現在、韓国軍は戦時において、国連軍および米韓連合軍司令官等を兼務する在韓米軍司令官が率いる二国間司令部の下に置かれている。
それを韓国軍が主導し米軍が支援する新たな共同防衛体制へ移行するため、米韓両国は2006年以来、戦時作戦統制権(OPCON)を韓国軍司令官と米国軍副司令官が率いる二国間司令部に移管する準備を進めている。
李在明大統領が退任予定の2030年までに移管を完了させる計画のようであるが、その実現には韓国軍の飛躍的能力向上が求められる。
近年、日米韓の安全保障協力の強化と日米比の戦略的トライアングルの推進が併行して進められている。
これを、米国を中心とした日米比の戦略的トライアングルに拡大・発展させるのはより望ましい方向であり、そのためには、前掲の諸課題の解決とともに、特段の外交的努力が求められる。
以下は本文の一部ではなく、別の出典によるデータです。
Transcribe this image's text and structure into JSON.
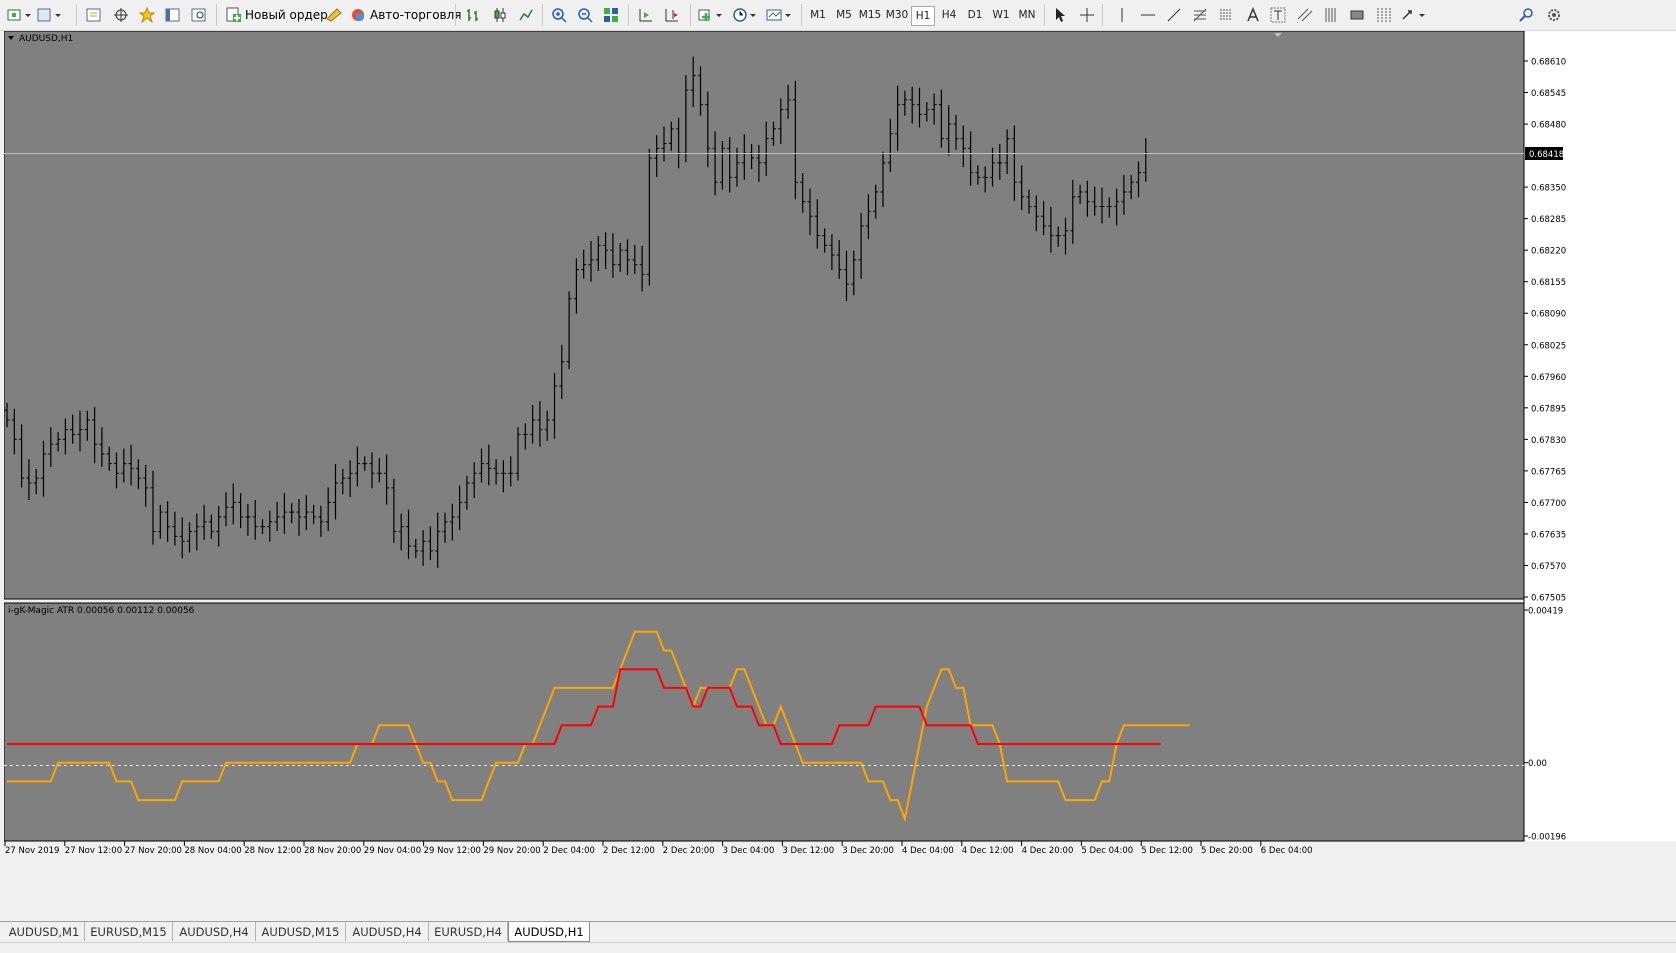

願わくは、さらに高い外交的ハードルを乗り越え、日米比の戦略的トライアングルに最大の当事者である台湾を加えることができれば、中国に対する戦略的優位性はさらに高まろう。
その結果、中国の攻撃を物理的に阻止・無力化する能力を示し、「攻撃しても目的を達成できない/失敗する」と思わせることで、攻撃そのものを思いとどまらせる拒否的抑止を達成することができるのではないだろうか。